Bug 781218 – rtsp-stream: issue when getting EADDRINUSE on bind and only one address is in the pool (alloc_ports_one_family)

After an evaluation, GNOME has moved from Bugzilla to GitLab. Learn more about GitLab.
No new issues can be reported in GNOME Bugzilla anymore.
To report an issue in a GNOME project, go to GNOME GitLab.
Do not go to GNOME Gitlab for: Bluefish, Doxygen, GnuCash, GStreamer, java-gnome, LDTP, NetworkManager, Tomboy.

Bug 781218 - rtsp-stream: issue when getting EADDRINUSE on bind and only one address is in the pool (alloc_ports_one_family)


Summary:	rtsp-stream: issue when getting EADDRINUSE on bind and only one address is in...


Status:	RESOLVED INCOMPLETE

Product:	GStreamer
Classification:	Platform
Component:	gst-rtsp-server
Version:	1.11.90
Hardware:	Other Linux

Importance:	Normal normal
Target Milestone:	git master
Assigned To:	GStreamer Maintainers
QA Contact:	GStreamer Maintainers

URL:
Whiteboard:

Depends on:
Blocks:

Reported:	2017-04-12 13:19 UTC by Jonathan Karlsson
Modified:	2018-05-06 12:53 UTC

See Also:
GNOME target:	---
GNOME version:	---

Attachments
Patch to fix issue when there is only one address in the pool and bind fails. (2.36 KB, patch) 2017-04-12 13:19 UTC, Jonathan Karlsson	none	Details \| Review
Patch to fix issue when there is only one address in the pool and bind fails. (3.31 KB, patch) 2017-04-12 15:48 UTC, Jonathan Karlsson	none	Details \| Review

Description Jonathan Karlsson 2017-04-12 13:19:59 UTC

Created attachment 349728 [details] [review]
Patch to fix issue when there is only one address in the pool and bind fails.

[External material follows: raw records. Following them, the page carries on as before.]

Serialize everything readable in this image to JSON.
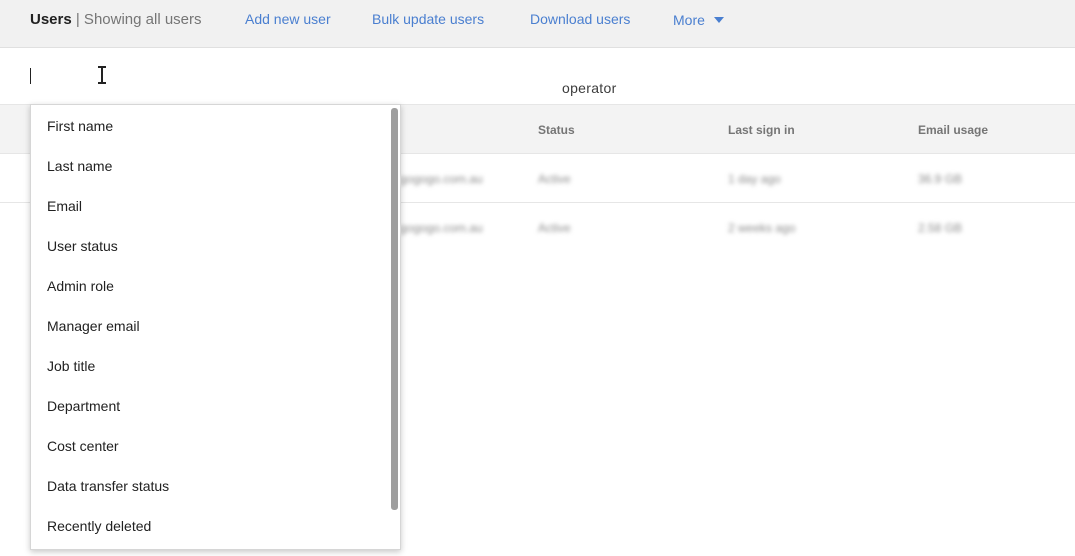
{
  "header": {
    "title_strong": "Users",
    "title_rest": " | Showing all users",
    "links": {
      "add_user": "Add new user",
      "bulk_update": "Bulk update users",
      "download": "Download users",
      "more": "More"
    }
  },
  "filter": {
    "input_value": "",
    "operator_label": "operator"
  },
  "table": {
    "columns": [
      "Status",
      "Last sign in",
      "Email usage"
    ],
    "rows": [
      {
        "email_partial": "gogogo.com.au",
        "status": "Active",
        "last_sign_in": "1 day ago",
        "email_usage": "36.9 GB"
      },
      {
        "email_partial": "gogogo.com.au",
        "status": "Active",
        "last_sign_in": "2 weeks ago",
        "email_usage": "2.58 GB"
      }
    ]
  },
  "dropdown": {
    "items": [
      "First name",
      "Last name",
      "Email",
      "User status",
      "Admin role",
      "Manager email",
      "Job title",
      "Department",
      "Cost center",
      "Data transfer status",
      "Recently deleted"
    ]
  }
}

There is an issue when bind fails in alloc_ports_one_family and only one address is in the address pool.
It goes back to the again label and that time the gst_rtsp_address_pool_acquire_address returns NULL and the function returns. With this patch, if we get EADDRINUSE, we just try to bind to another port instead of going all the way back to the again label. We use the existing 'count' variable to limit it to a maximum of 20 tries.

Comment 1 Nicolas Dufresne (ndufresne) 2017-04-12 13:38:15 UTC

Review of attachment 349728 [details] [review]:

::: gst/rtsp-server/rtsp-stream.c
@@ +1314,3 @@
+      if (tmp_rtp > 65534 || ++count > 20) {
+        /* port outside of range or failed 20 times */
+        goto port_error;

This code block is duplicated, maybe add a helper ?

@@ +1318,3 @@
+      /* rtp_socket is already bound to a port, close and allocate another */
+      g_clear_object (&rtp_socket);
+      if (rtp_socket == NULL) {

This check is a no-op, since g_clear_object will always set rtp_socket to NULL.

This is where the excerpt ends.